January Speaker: “The ABC’s of Rock Collecting: Accumulation Becomes Collection” by Gene Meieran
by Ken Rock, MSDC Editor
Our speaker for January, Gene Meieran, began collecting rocks during a visit to his father’s birthplace in Norway and has never stopped! He will tell us a story about the transformation of a curious kid accumulating rocks into a serious collector and scientist because of his proximity to museums and his interactions with people who knew more than him and were willing to share their knowledge and experience.
History of Accumulating and Collecting
Gene’s talk will describe how his interest in collecting began as a child, how that interest led him to begin accumulating a collection, first including all types of rocks, and later becoming more focused as he began collecting crystals which spurred his innate curiosity about unusual findings. As Gene said, that was his start of accumulating a collection: pick up and question everything that looked unusual!

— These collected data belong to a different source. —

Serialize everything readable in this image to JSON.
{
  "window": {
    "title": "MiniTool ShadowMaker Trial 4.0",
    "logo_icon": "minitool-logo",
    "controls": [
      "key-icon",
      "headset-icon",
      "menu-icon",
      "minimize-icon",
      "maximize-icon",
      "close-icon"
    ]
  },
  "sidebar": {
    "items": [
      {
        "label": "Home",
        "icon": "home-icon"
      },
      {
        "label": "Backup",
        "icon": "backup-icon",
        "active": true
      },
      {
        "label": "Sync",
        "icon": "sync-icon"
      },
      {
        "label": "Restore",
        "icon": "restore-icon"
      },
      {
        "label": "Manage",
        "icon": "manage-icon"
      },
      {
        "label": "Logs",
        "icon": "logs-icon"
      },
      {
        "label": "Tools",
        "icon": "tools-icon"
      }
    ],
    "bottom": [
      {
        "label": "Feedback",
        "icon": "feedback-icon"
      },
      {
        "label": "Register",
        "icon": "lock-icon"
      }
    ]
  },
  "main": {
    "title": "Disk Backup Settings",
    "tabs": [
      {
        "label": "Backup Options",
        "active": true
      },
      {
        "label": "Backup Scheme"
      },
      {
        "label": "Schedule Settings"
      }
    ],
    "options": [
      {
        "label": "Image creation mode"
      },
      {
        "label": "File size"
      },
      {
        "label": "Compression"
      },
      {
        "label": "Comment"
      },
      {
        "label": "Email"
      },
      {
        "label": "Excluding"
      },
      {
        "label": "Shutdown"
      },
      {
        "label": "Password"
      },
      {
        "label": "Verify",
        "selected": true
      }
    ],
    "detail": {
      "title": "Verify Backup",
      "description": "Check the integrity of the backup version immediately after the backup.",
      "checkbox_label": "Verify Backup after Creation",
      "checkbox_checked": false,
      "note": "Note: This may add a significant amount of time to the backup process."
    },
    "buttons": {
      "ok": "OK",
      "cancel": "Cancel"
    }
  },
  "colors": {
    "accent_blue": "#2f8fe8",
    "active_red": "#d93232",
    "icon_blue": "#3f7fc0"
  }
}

“My fascination with real identifiable specimens led me to start to label the rocks I found; first steps in transforming to becoming a collector. At the same time, my interest in the properties of these specimens (transparent crystals, cubic crystals, hard crystals, hexagonal crystals) took over my accumulation habit and I decided to become a materials scientist and actually study these properties for a living.”

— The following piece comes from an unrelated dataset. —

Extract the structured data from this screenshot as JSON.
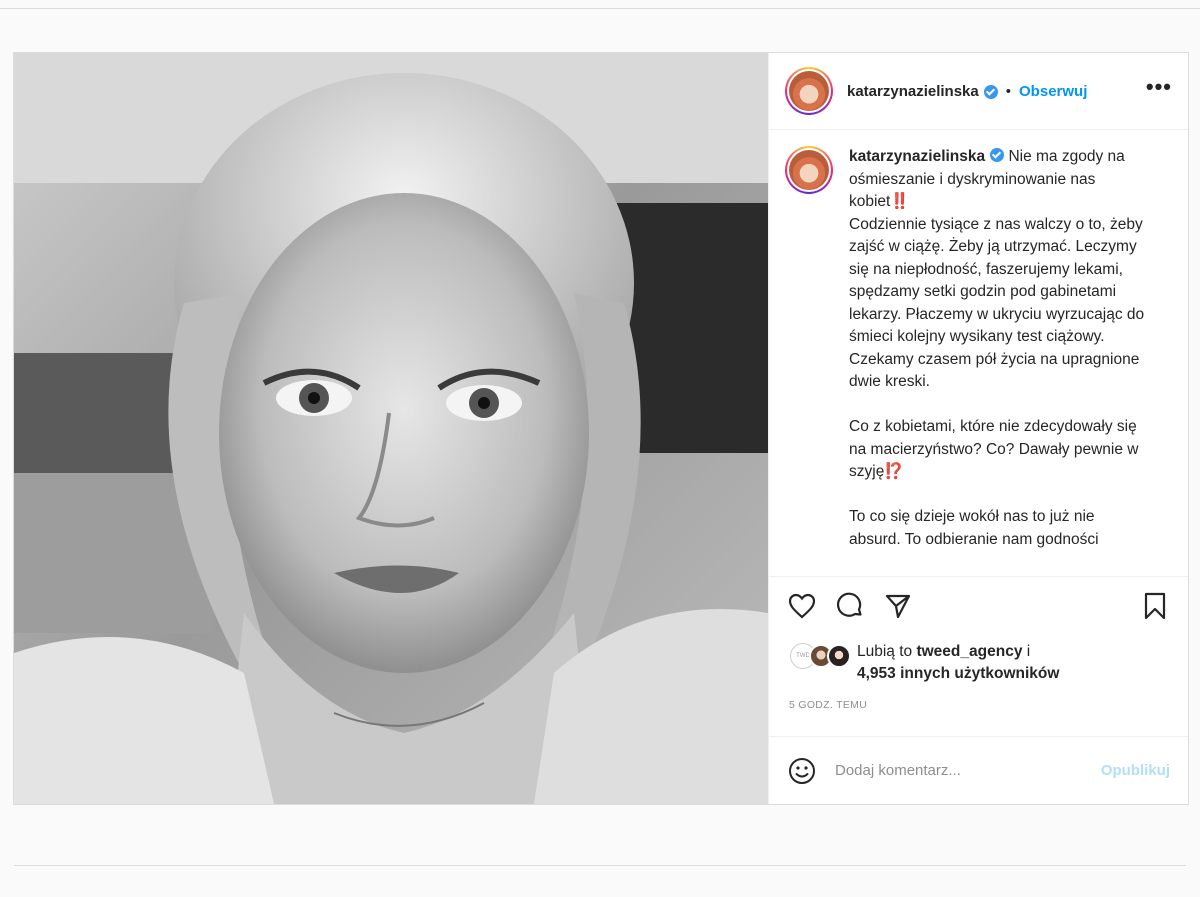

This accumulation phase lasted more than 20 years and changed into a collection phase when Gene met Wayne Thompson and started collecting crystals that Wayne was importing from Pakistan. Gene says that he was becoming better known and welcomed to visit museums all over the world, as a result of his professional knowledge of crystal properties. Seeing and being able to purchase truly outstanding specimens was the last nail; the period accumulation was officially over. In one deal, he got rid of all sulfides, carbonates, oxides, sulphates, fluorides …. in exchange for one single crystal! He was well on the way to building a collection!
Speaker Bio
Gene was born in Cleveland, Ohio, in 1937. His early interest in collecting rocks led him to pursue a BS in metallurgy at Purdue, followed by an ScD at MIT in 1963. His work on properties of single crystals led him to work on semiconductor crystals sf Fairchild and Intel, pioneers of the semiconductor industry.

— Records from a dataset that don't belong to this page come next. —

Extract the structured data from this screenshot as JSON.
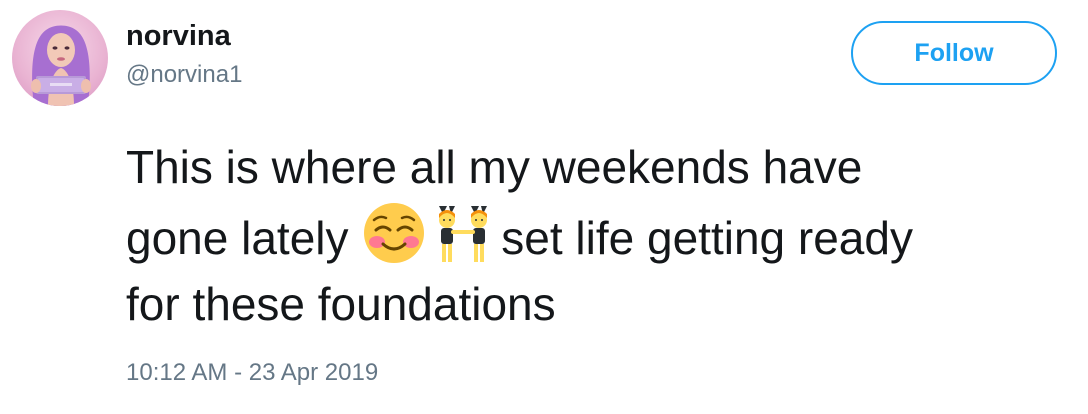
{
  "tweet": {
    "author": {
      "display_name": "norvina",
      "handle": "@norvina1",
      "avatar_icon": "profile-photo"
    },
    "follow_button_label": "Follow",
    "text": {
      "line1": "This is where all my weekends have",
      "line2_start": "gone lately",
      "emoji1": "smiling-face-with-blush",
      "emoji2": "people-with-bunny-ears",
      "line2_end": "set life getting ready",
      "line3": "for these foundations"
    },
    "timestamp": "10:12 AM - 23 Apr 2019"
  },
  "colors": {
    "accent": "#1da1f2",
    "text": "#14171a",
    "secondary_text": "#657786"
  }
}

After retirement from Intel as a Senior Fellow in 2009, he became involved as a Board member for both the Rice Northwest Museum of Rocks and Minerals and the University of Arizona Alfie Norville Museum in Tucson. During all these years since 1949, he has continued to collect rocks, primarily single crystals. Gene was elected to the National Academy of Engineering in 2002, received the Carnegie Medal in 2004, and an honorary doctorate from Purdue in 2006. His wife Rosalind is an artist working in clay and paints.